Covid Diary pp. 26-27

Dear Diary,

I will not thank God for CCTV. CCTV is the Devil’s work. Or God’s work. Perhaps they’ve collaborated on my humiliation.

Every day I enter the shit hole that is my work space and plop my bottom into a saggy arsed chair before a bank of dull, flyspecked screens. Maybe some people feel like God (or the Devil?) when they’re spying on and controlling human beings from such a vantage point, but I sincerely and wholeheartedly hate this. I would not be here during a pandemic if my job hadn’t been deemed an ‘essential service’.

Honestly, why do people scratch their genitals when they’re the only ones in the lift? Why do they check for nostril hairs in the mirror? Why do they do this whenever they damn well feel like it? And do they think if they spoil the air that their mask will make them invisible to whomever enters the lift next? I don’t know what they’re eating but it smells worse than my own ungodly clam after a session on the exercise bike. I just don’t need this shit.

It’s clear that they’re not computer scientists, aeronautics engineers or high powered executives. They’re human-sized babies. Frankly, they can’t even open a packet of potato crisps without committee approval. And the aforementioned masks? Don’t get me started on the frigging masks! Those thin strips of fabric deprive their tiny brains of oxygen and common sense. They end up with nothing in their heads but a basket of fucks not given. What other explanation could there be for their flagrant disregard for my territory?

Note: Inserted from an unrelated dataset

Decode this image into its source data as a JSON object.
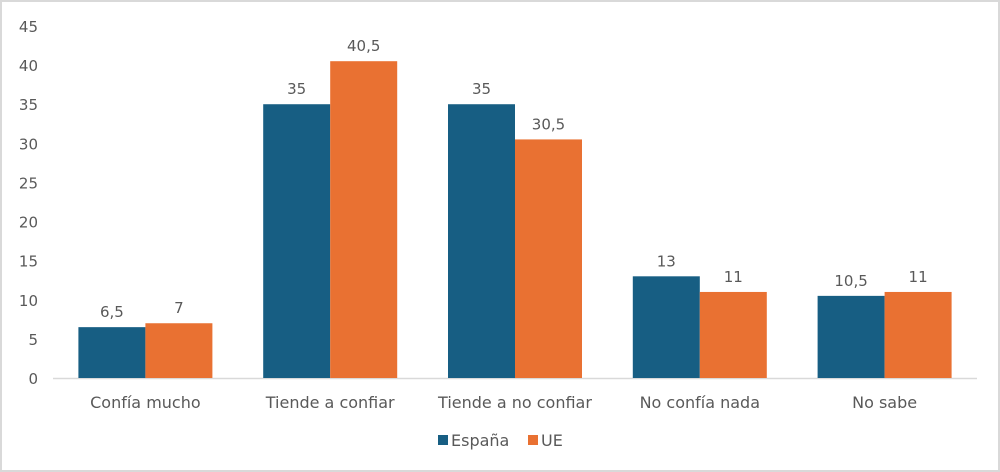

Anyway, it may be a minor point to them but not to me. They’re always mucking shit up and I’m forever doomed to supervise it. The best place for my shapeshifting is in the lift, so how am I supposed to bear this ignominy? It’s enough to make you howl in despair…

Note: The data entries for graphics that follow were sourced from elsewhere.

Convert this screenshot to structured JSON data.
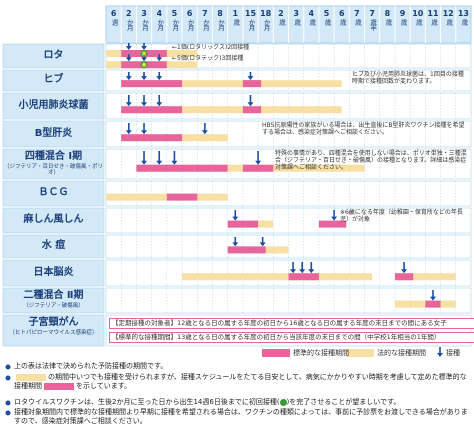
{
  "header": {
    "columns": [
      {
        "num": "6",
        "unit": "週"
      },
      {
        "num": "2",
        "unit": "か月"
      },
      {
        "num": "3",
        "unit": "か月"
      },
      {
        "num": "4",
        "unit": "か月"
      },
      {
        "num": "5",
        "unit": "か月"
      },
      {
        "num": "6",
        "unit": "か月"
      },
      {
        "num": "7",
        "unit": "か月"
      },
      {
        "num": "8",
        "unit": "か月"
      },
      {
        "num": "1",
        "unit": "歳"
      },
      {
        "num": "15",
        "unit": "か月"
      },
      {
        "num": "18",
        "unit": "か月"
      },
      {
        "num": "2",
        "unit": "歳"
      },
      {
        "num": "3",
        "unit": "歳"
      },
      {
        "num": "4",
        "unit": "歳"
      },
      {
        "num": "5",
        "unit": "歳"
      },
      {
        "num": "6",
        "unit": "歳"
      },
      {
        "num": "7",
        "unit": "歳"
      },
      {
        "num": "7",
        "unit": "歳半"
      },
      {
        "num": "8",
        "unit": "歳"
      },
      {
        "num": "9",
        "unit": "歳"
      },
      {
        "num": "10",
        "unit": "歳"
      },
      {
        "num": "11",
        "unit": "歳"
      },
      {
        "num": "12",
        "unit": "歳"
      },
      {
        "num": "13",
        "unit": "歳"
      }
    ]
  },
  "vaccines": [
    {
      "name": "ロタ",
      "notes": [
        "←1価(ロタリックス)2回接種",
        "←5価(ロタテック)3回接種"
      ]
    },
    {
      "name": "ヒブ",
      "notes": [
        "ヒブ及び小児用肺炎球菌は、1回目の接種時期で接種回数が変わります。"
      ]
    },
    {
      "name": "小児用肺炎球菌"
    },
    {
      "name": "B型肝炎",
      "notes": [
        "HBS抗原陽性の家族がいる場合は、出生直後にB型肝炎ワクチン接種を希望する場合は、感染症対策課へご相談ください。"
      ]
    },
    {
      "name": "四種混合 Ⅰ期",
      "sub": "（ジフテリア・百日せき・破傷風・ポリオ）",
      "notes": [
        "特殊の事情があり、四種混合を使用しない場合は、ポリオ単独・三種混合（ジフテリア・百日せき・破傷風）の接種となります。詳細は感染症対策課へご相談ください。"
      ]
    },
    {
      "name": "ＢＣＧ"
    },
    {
      "name": "麻しん風しん",
      "marker": "※",
      "notes": [
        "※6歳になる年度（幼稚園・保育所などの年長児）が対象"
      ]
    },
    {
      "name": "水 痘"
    },
    {
      "name": "日本脳炎"
    },
    {
      "name": "二種混合 Ⅱ期",
      "sub": "（ジフテリア・破傷風）"
    },
    {
      "name": "子宮頸がん",
      "sub": "（ヒトパピローマウイルス感染症）",
      "notes": [
        "【定期接種の対象者】12歳となる日の属する年度の初日から16歳となる日の属する年度の末日までの間にある女子",
        "【標準的な接種期間】13歳となる日の属する年度の初日から当該年度の末日までの間（中学校1年相当の1年間）"
      ]
    }
  ],
  "legend": {
    "standard": "標準的な接種期間",
    "legal": "法的な接種期間",
    "dose": "接種"
  },
  "footnotes": [
    [
      "上の表は法律で決められた予防接種の期間です。"
    ],
    [
      "の期間中いつでも接種を受けられますが、接種スケジュールをたてる目安として、病気にかかりやすい時期を考慮して定めた標準的な接種期間",
      "を示しています。"
    ],
    [
      "ロタウイルスワクチンは、生後2か月に至った日から出生14週6日後までに初回接種(",
      ")を完了させることが望ましいです。"
    ],
    [
      "接種対象期間内で標準的な接種期間より早期に接種を希望される場合は、ワクチンの種類によっては、事前に予診票をお渡しできる場合がありますので、感染症対策課へご相談ください。"
    ]
  ]
}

by TETIANA ALEKSINA & TONY SINGLE
© All rights reserved 2021

Covid Diary pp. 19-20

Dear Diary,

I still can’t kick the habit of eating off of a knife. I remember my mother would get mad every time she saw me do it. I’d listen to dozens of reasons as to why I should avoid it. There were rather sensible ones such as hurting my mouth, and completely superstitious ones such as getting an angry temper for the rest of my life.

I did, of course, attempt to state my position. I’d declare dozens of reasons as to why I should be eating off of a knife. There were rather sensible ones such as reducing the amount of dirty utensils that would need to be washed after dinner, and completely superstitious ones such as it helping to develop an immunity to werewolf bites for the rest of my life. But my mother wasn’t having it—and anyway, why shouldn’t she have the last word? She was my mother! Her verdict would always be delivered with the same stinging whip crack as a wet kitchen rag to the neck—which she also did.

All rationales aside—even the irrational ones—I learned not to fall into these habits while my mother was in the room. But at other times? Well, then all bets were off. I didn’t have to concern myself with her displeasure and so I’d often not be conscious of all the wrong things I was doing until after I’d done them. And then I’d get a wicked little smile on my face. I still kinda do.

In these days of lockdown and social distancing, I find myself wishing she was still here. I would love to defy her again, to find new habits with which to earn the pleasure of her displeasure. I wonder… could that be the reason why I still eat off of a knife or walk under ladders or leave umbrellas open inside the house?

And also, I’m not afraid of werewolves, but that’s a completely different story for another time.